Frein à la croissance

Si on se place d'un point de vue digne de la pensée économique orthodoxe (libérale), on dresserait des louanges pour un gouvernement qui taille dans les dépenses publiques, qui représentent 57% du PIB en 2023 selon l'Institut national de la statistique et des études économiques (Insee). Ce qui laisse entendre, selon les économistes orthodoxes que le secteur public pèserait 57% du PIB et le secteur privé seulement 43% du PIB. Ce qui est un mensonge éhonté que dénoncent les tenants de la pensée hétérodoxe (keynésienne, post-keynésienne, marxiste, etc.), soulignant que pour mieux comprendre le poids du secteur public dans l'économie, mieux vaut se baser sur la proportion d'emplois publics par exemple. Et là, c'est une autre musique car l'emploi public représente 21,1% de l'emploi total en France en 2021 selon l'Organisation de coordination et de développement économiques (OCDE), et que cette part tend à baisser ces dernières années, voire depuis le début du siècle selon certains économistes hétérodoxes.

Toujours est-il que le secteur public contribue au développement économique d'un pays et que vouloir faire des coupes budgétaires - réduction personnel, suppression de prestations sociales, etc. -, c'est mettre un frein à la croissance, qui promet d'être en berne vu qu'elle a été de 0,2% au deuxième trimestre 2024 selon l'Insee et que le secteur public y contribue positivement. Et en appliquant ce frein, moins de croissance amène à encore moins de recettes publiques (fiscalité) et par conséquent à un maintien, voire un renforcement du déficit public, à moins de revenir sur la politique fiscale appliquée depuis la première élection d'Emmanuel Macron en 2017. Et les économistes orthodoxes, ainsi que leurs relais médiatico-politiques, feraient bien de connaître la loi de Wagner, du nom de l'économiste allemand Adolph Wagner, qui résumait ainsi sa réflexion: "plus la société se civilise, plus l'État est dispendieux". En clair, le développement économique et le développement du secteur public vont de pair.

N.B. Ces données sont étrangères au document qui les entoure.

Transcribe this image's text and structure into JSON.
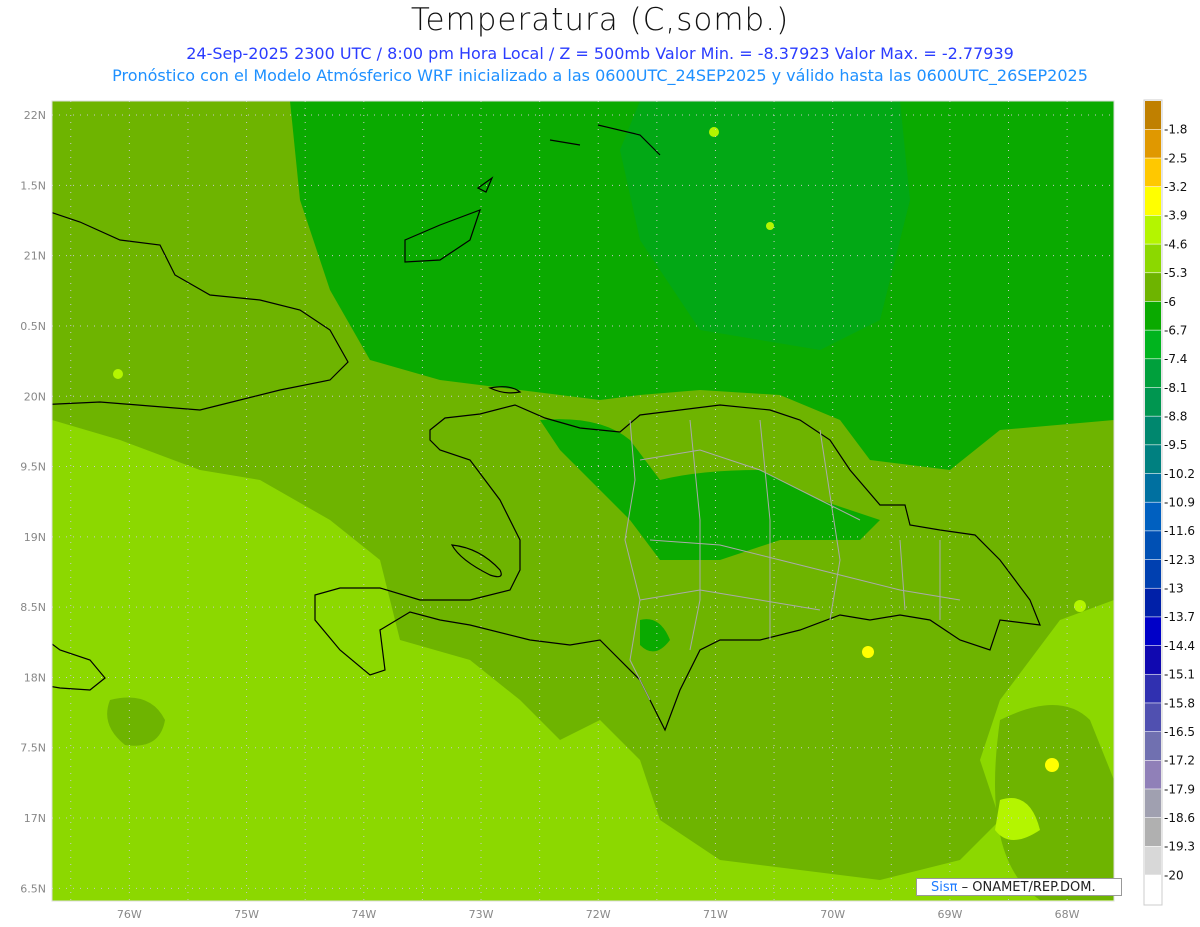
{
  "header": {
    "title": "Temperatura (C,somb.)",
    "subtitle_line1": "24-Sep-2025  2300 UTC / 8:00 pm Hora Local / Z = 500mb  Valor Min. = -8.37923  Valor Max. = -2.77939",
    "subtitle_line2": "Pronóstico con el Modelo Atmósferico WRF inicializado a las 0600UTC_24SEP2025 y válido hasta las  0600UTC_26SEP2025"
  },
  "map": {
    "lon_range": [
      -76.66,
      -67.6
    ],
    "lat_range": [
      16.41,
      22.1
    ],
    "lon_ticks": [
      {
        "value": -76,
        "label": "76W"
      },
      {
        "value": -75,
        "label": "75W"
      },
      {
        "value": -74,
        "label": "74W"
      },
      {
        "value": -73,
        "label": "73W"
      },
      {
        "value": -72,
        "label": "72W"
      },
      {
        "value": -71,
        "label": "71W"
      },
      {
        "value": -70,
        "label": "70W"
      },
      {
        "value": -69,
        "label": "69W"
      },
      {
        "value": -68,
        "label": "68W"
      }
    ],
    "lat_ticks": [
      {
        "value": 22,
        "label": "22N"
      },
      {
        "value": 21.5,
        "label": "1.5N"
      },
      {
        "value": 21,
        "label": "21N"
      },
      {
        "value": 20.5,
        "label": "0.5N"
      },
      {
        "value": 20,
        "label": "20N"
      },
      {
        "value": 19.5,
        "label": "9.5N"
      },
      {
        "value": 19,
        "label": "19N"
      },
      {
        "value": 18.5,
        "label": "8.5N"
      },
      {
        "value": 18,
        "label": "18N"
      },
      {
        "value": 17.5,
        "label": "7.5N"
      },
      {
        "value": 17,
        "label": "17N"
      },
      {
        "value": 16.5,
        "label": "6.5N"
      }
    ]
  },
  "colorbar": {
    "labels": [
      "-1.8",
      "-2.5",
      "-3.2",
      "-3.9",
      "-4.6",
      "-5.3",
      "-6",
      "-6.7",
      "-7.4",
      "-8.1",
      "-8.8",
      "-9.5",
      "-10.2",
      "-10.9",
      "-11.6",
      "-12.3",
      "-13",
      "-13.7",
      "-14.4",
      "-15.1",
      "-15.8",
      "-16.5",
      "-17.2",
      "-17.9",
      "-18.6",
      "-19.3",
      "-20"
    ],
    "colors": [
      "#c08000",
      "#e09800",
      "#ffc800",
      "#ffff00",
      "#b4f500",
      "#8cd800",
      "#6eb400",
      "#0aaa00",
      "#00b41e",
      "#00a03c",
      "#009650",
      "#00876e",
      "#008080",
      "#0070a0",
      "#0060c0",
      "#0050b4",
      "#0040b0",
      "#0020a8",
      "#0000c8",
      "#1008b0",
      "#3030b0",
      "#5050b0",
      "#7070b0",
      "#9080b8",
      "#a0a0b0",
      "#b0b0b0",
      "#d8d8d8",
      "#ffffff"
    ]
  },
  "credit": {
    "brand": "Sisπ",
    "text": "– ONAMET/REP.DOM."
  }
}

Déconnexion secteur public/dette publique

Ces discussions autour du budget, et au-delà, du poids du secteur public dans l'économie, sont une bonne occasion de mettre en perspective l'idée selon laquelle plus le secteur public est important, plus la dette publique l'est tout autant. Comme indiqué ci-haut, la part de l'emploi public en France est de 21% environ. En parallèle, la dette publique française est de 110,6% du PIB en 2023 selon Eurostat. Si on compare avec l'Allemagne, l'emploi public correspond à 11% de l'emploi total en 2021 selon l'OCDE et la dette publique allemande est de 63,6% du PIB en 2023 selon Eurostat. Cela irait dans le sens des économistes orthodoxes. Mais si on compare avec la Suède, la Finlande ou le Danemark, la part d'emploi public est largement supérieure à celle de la France - 29% en Suède; 28% au Danemark; 25% en Finlande - et la dette publique y est moindre - 31,2% du PIB en Suède; 29,3% du PIB au Danemark; 75,8% du PIB en Finlande -.

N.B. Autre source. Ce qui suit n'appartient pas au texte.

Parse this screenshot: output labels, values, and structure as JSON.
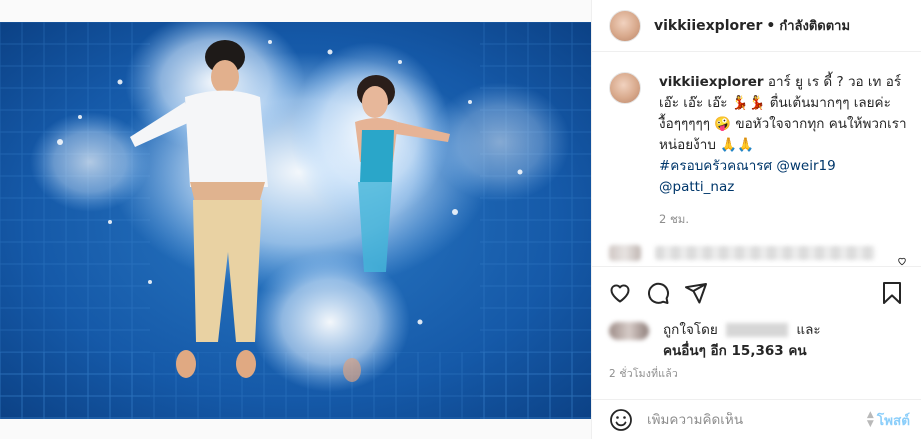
{
  "post": {
    "username": "vikkiiexplorer",
    "follow_status": "กำลังติดตาม",
    "separator": "•",
    "caption_text": "อาร์ ยู เร ดี้ ? วอ เท อร์ เอ๊ะ เอ๊ะ เอ๊ะ 💃💃 ตื่นเต้นมากๆๆ เลยค่ะ งื้อๆๆๆๆๆ 🤪 ขอหัวใจจากทุก คนให้พวกเราหน่อยง้าบ 🙏🙏",
    "hashtag": "#ครอบครัวคณารศ",
    "mention_1": "@weir19",
    "mention_2": "@patti_naz",
    "caption_time": "2 ชม.",
    "likes_prefix": "ถูกใจโดย",
    "likes_and": "และ",
    "likes_others": "คนอื่นๆ อีก 15,363 คน",
    "posted_time": "2 ชั่วโมงที่แล้ว"
  },
  "comment_box": {
    "placeholder": "เพิ่มความคิดเห็น",
    "post_label": "โพสต์"
  },
  "icons": {
    "like": "heart-icon",
    "comment": "comment-bubble-icon",
    "share": "paper-plane-icon",
    "save": "bookmark-icon",
    "emoji": "smiley-icon"
  },
  "colors": {
    "link": "#00376b",
    "post_button": "#0095f6",
    "pool_water": "#0f4f97"
  }
}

Et là, ça donne raison aux économistes hétérodoxes qui affirment qu'il y a une déconnexion entre l'emploi public et la dette publique. Et quand on agite la dette publique, en jouant sur un aspect intergénérationnel qui est complètement faux, c'est pour mieux éviter de poser la question: qui détient la dette publique? Et quand on remarque ce que sont des ménages (bourgeois) ou des institutions financières "non-résidents" qui détiennent la majeure partie des titres de dette publique en France - 54% au deuxième trimestre 2024 - (cf lien n°3), cela expose davantage la France à la voracité des marchés financiers, pour qui une augmentation de la dette publique est une opportunité pour se frotter les mains. Par conséquent, une réduction de la dette publique ne sert pas l'intérêt des classes dominantes. D'où le fait que "la dette, c'est de la redistribution à l'envers". Et à vouloir réduire l'inflation, comme c'est le cas en ce moment, c'est renchérir le poids réel de la dette. C'est problématique!

En tout cas, cela promet d'être tendu pour la mise en place du budget 2025 à l'Assemblée nationale.